私の現実に苦しみであると思われていますか。つらいことばかりが毎日起きていると思われていますか。こんな生活しかできないなんて悲しくなってしまうと思われていますか。もう一度、申命記におけるモーセの示しを与えられましょう。「あなたの神、主が導かれたこの40年の荒れ野の旅を思い起こしなさい。こうして主はあなたを苦しめて試し、あなたの心にあること、すなわち御自分の戒めを守るかどうかを知ろうとされた」のであります。現実から逃げないことであります。私がこの現実に生きるために、主イエス・キリストは十字架にお架かりになられたのであります。私にある自己満足、他者排除を滅ぼされるためであります。苦しい時が一番、悲しい時が一番、自己満足が働くときなのです。

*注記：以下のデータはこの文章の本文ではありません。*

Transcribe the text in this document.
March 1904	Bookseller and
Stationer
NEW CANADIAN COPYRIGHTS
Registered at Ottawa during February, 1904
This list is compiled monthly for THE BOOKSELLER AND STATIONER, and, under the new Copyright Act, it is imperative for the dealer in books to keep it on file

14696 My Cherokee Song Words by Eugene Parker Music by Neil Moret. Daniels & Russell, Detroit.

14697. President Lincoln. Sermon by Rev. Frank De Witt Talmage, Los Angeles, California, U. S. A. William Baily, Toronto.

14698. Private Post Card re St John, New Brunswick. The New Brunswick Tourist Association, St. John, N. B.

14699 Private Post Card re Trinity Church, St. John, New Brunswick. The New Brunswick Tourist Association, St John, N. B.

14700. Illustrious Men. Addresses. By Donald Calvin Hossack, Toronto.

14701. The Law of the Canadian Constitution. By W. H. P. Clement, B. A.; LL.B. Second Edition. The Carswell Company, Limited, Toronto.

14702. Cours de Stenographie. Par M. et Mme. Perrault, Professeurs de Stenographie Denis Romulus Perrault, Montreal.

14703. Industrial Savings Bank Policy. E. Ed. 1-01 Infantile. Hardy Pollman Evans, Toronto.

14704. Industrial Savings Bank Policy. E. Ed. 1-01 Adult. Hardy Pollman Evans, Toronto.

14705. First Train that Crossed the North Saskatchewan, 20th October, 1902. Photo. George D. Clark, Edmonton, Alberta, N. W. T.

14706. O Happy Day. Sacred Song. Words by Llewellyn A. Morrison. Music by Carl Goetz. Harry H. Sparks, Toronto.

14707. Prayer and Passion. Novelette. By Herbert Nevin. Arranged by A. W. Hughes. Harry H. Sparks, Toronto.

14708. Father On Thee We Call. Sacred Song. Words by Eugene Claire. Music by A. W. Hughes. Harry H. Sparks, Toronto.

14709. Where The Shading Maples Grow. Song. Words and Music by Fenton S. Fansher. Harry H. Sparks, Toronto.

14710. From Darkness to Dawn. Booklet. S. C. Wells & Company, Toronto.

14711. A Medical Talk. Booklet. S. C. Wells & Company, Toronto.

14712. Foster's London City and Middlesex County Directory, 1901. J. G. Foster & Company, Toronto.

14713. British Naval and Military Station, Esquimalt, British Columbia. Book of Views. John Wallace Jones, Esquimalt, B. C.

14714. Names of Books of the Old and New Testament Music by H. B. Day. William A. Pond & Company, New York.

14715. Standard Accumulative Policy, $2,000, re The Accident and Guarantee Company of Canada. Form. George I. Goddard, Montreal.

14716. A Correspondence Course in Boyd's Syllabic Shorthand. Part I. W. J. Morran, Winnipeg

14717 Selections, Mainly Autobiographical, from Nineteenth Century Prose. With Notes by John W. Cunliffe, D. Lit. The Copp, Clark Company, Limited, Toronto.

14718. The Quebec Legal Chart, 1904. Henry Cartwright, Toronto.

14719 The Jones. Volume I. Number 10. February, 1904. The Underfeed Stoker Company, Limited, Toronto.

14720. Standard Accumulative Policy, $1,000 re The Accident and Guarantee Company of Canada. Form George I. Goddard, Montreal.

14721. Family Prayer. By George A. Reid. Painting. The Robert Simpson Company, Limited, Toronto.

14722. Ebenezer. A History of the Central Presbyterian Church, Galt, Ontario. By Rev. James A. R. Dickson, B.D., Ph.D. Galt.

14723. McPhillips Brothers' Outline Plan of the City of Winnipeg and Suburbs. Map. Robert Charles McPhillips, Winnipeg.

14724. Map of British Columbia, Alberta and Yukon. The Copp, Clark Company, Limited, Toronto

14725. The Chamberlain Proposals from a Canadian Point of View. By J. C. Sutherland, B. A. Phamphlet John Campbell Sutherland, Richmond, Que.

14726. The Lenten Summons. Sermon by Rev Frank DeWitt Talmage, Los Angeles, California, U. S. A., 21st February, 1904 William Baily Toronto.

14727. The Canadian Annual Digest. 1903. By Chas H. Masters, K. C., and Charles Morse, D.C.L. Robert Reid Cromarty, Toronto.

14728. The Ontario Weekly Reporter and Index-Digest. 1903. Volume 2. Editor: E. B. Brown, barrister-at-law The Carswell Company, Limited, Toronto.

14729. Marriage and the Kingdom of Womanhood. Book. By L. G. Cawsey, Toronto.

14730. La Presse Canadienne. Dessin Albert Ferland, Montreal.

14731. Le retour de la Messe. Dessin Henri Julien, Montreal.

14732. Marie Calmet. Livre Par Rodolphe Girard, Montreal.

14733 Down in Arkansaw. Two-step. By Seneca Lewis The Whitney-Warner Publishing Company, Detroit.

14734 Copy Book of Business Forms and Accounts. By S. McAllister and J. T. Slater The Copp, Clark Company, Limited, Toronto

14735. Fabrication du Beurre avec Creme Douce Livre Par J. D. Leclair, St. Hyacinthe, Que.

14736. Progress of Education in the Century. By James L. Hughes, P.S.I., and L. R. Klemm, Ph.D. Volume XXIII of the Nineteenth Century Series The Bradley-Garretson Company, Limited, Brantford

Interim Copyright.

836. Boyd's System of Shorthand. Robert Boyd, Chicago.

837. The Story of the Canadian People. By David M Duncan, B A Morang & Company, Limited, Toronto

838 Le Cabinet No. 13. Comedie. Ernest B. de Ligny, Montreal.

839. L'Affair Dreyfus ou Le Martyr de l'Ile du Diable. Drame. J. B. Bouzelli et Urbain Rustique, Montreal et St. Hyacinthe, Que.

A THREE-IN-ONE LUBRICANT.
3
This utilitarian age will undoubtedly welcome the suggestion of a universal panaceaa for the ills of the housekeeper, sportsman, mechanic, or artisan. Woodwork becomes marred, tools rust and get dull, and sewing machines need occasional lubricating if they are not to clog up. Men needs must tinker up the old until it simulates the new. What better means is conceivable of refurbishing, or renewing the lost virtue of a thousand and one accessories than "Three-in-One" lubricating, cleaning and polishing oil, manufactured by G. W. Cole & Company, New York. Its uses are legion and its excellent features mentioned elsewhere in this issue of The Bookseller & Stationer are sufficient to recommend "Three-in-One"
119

 マサ・メリバに陥りそうになったとき、私たちは今までの自分を振り返ってみることです。神様の恵みに満ちたお導きを知ることになるのです。私のこれまでの人生において無駄は何一つありません。今、苦しいのであれば、神様はさらに私を祝福の人生に導いていることを知りましょう。イエス様がマサ・メリバを退けたように、ただ神様の御旨を求めたいのであります。祝福の人生、しあわせの人生へと導かれるのであります。
<祈祷>
聖なる神様。受難節のお恵みを感謝致します。受難節が私の救いの基であることを知り、十字架を仰ぎ見つつ歩ませてください。主イエス・キリストによって祈ります。アーメン。